現実b-2
「今日は20人はプレイヤーを増やしたぞ。これで歴史的瞬間を目にする人間が増えたな」
俺は話をさえぎられて思わず不機嫌になる。
「今、大事な話してんだから邪魔にしないでくれ」
「なんだと、ついに封印解除が見られるんだ。これが興奮せずにいられるか!」
「それより柊の夢のが大事だろう」
「たかだか夢よりネトゲのが大事だろうなんせこっちは現実なんだからな」
ネトゲを現実というのはどうなんだろう? 友人なだけに少し心配になってくる。しかしそんな事より、今は柊の話の方が重要だ。
「で、で、タラントでの依頼はどうなったんだ?」
「ああ、俺は蹴り倒してナイフで止めをさしたよ。なんとか毛皮3枚は達成したな。なんか犬殺すと光って毛皮に変わるんだよな」
間違いない、コイツは俺と同じ夢を見ている。そんな目線に気付いたように則夫は不機嫌そうに横から口をだす。

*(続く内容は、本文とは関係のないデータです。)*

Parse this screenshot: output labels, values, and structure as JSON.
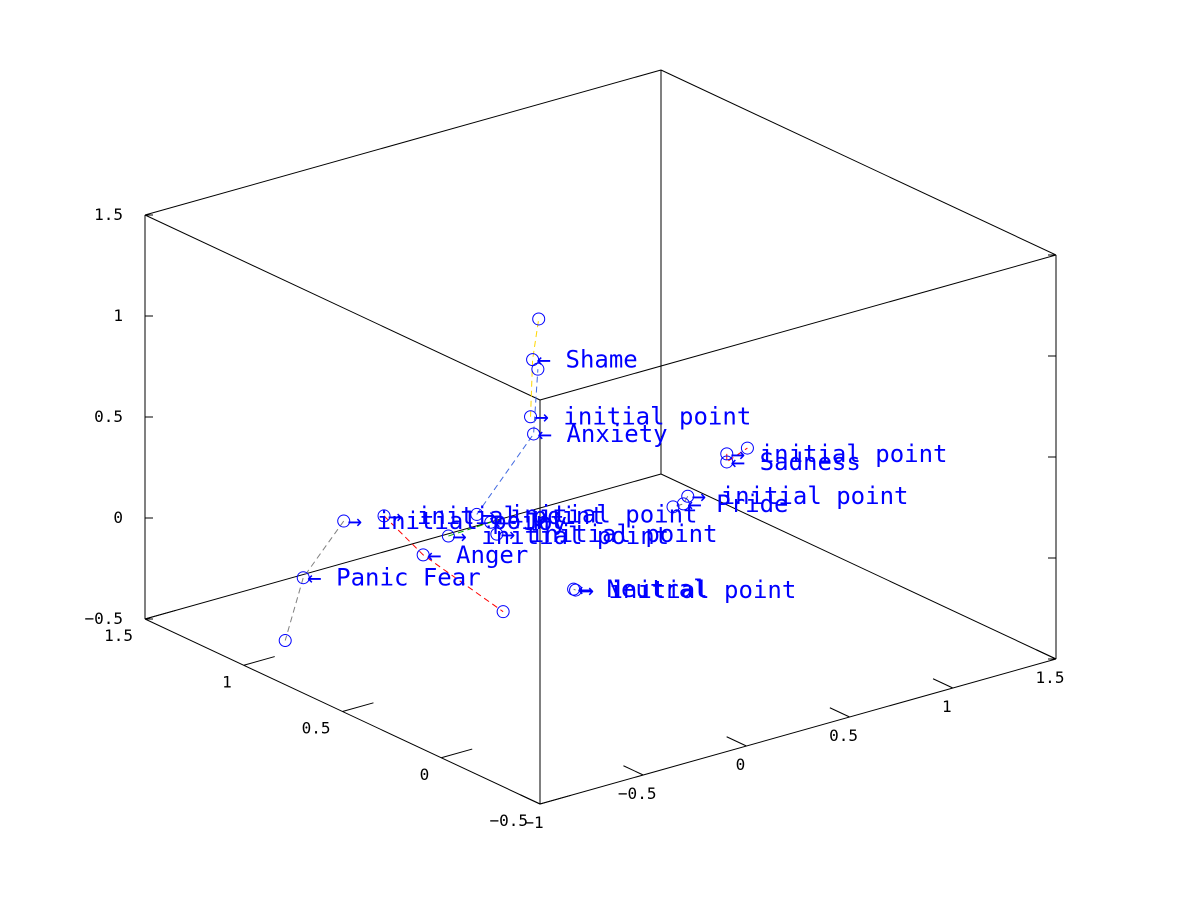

「なんだよお前らアーマゲドンオンラインはしないのに別のゲームをしてるのかよ」
どう説明したものだろうか? 柊と同じ夢を見た……というか、体験したというか、そんな説明できるものだろうか?
「ああ、気にしないでくれ、こっちの話だ。それよりそっちの話は?」
「そうそう、ついに暴食の封印の話だな。今日の午前1時についに封印が解かれるんだ。今夜は徹夜決定だ!」
「お前もか、ウチの妹も徹夜みたいだし、明日休みだからってほどほどにしとけよ」
「んん? お前の妹もやってるのか? 何職よ?」
則夫は大口でカツ丼を頬張りながら話す。
「確か、ネガなんとかいってたな」
「ああ、ネガヴァニティアかバランスいいんだよな。でも俺のイヴィルアベンジャーの無双っぷりに勝てるモンはいないぜ」
「昨日やり始めたばかりだから、そりゃ勝てないだろうよ」
「おお、歴史的瞬間を目にする仲間が増えたのか!」
大げさに立ち上がり則夫はカウンターに追加のラーメンを取りに行く、目の前には空っぽのカツ丼の丼ブリが置いてあった。悠紀夫はさっきからアーマゲドンオンラインの素晴らしさを説いている。柊は困った顔をしながらこっちに助けを求めている。悠紀夫はなんだか宣教師みたいだ。仕方ないので俺も悠紀夫の話を聞いてやることにする。
「で、そのゲームって結局どうなん?」
「昨日は則夫に影から助けられながらひたすらレベル上げしたり装備整えたりだな。同じパーティーになるとレベル差の制限あってレベル上がらなくなるからさ」
「なんだか面倒だな」
「でも適正レベルなら結構楽しめるぞ、まだ天使級には敵わないがな」
「天使と闘うのかよ。やっぱり悪役じゃん」
「まあ、魔王の封印を解くんだからそりゃ悪だろうよ」
俺は溜息をつきながら本音を漏らす。
「俺はせっかくだから勇者がいいな」
「それなんだよ。魔王の封印の前には勇者がいるんだ。それが超強いらしいんだよ」
どうやら随分ひねくれたゲームらしい。ゲームの話はこれくらいにしてA定食のコロッケをつつく柊に尋ねる。本来聞きたいのはこっちの話だ。
「なあ、柊は夢でどうなったんだ?」
「ん~、60オーロって銀貨60枚もらって宿行って寝たよ。夢だから気にしなかったけど革袋に毛皮や銀貨60枚入ったのはびっくりしたな」
「他には? 魔法とかは?」
「なんだよ随分食いつくな。魔法は見てないな、あるなら見てみたいが所詮夢だし、気にするほどでもないかな」
まあ、初日じゃ解らなくても2日連続で見れば流石に解るだろう。あれは特別な夢だと。
則夫がラーメンを持って来るとこちらの話は終わり、またゲームの話に戻った。ふと学食の窓側を見ると後姿だが長身に筋肉質の姿が目に入る。知らない人なのに何だか知ってる気がする。誰だったかな?そっちをボーっと見てると則夫に肩を叩かれる。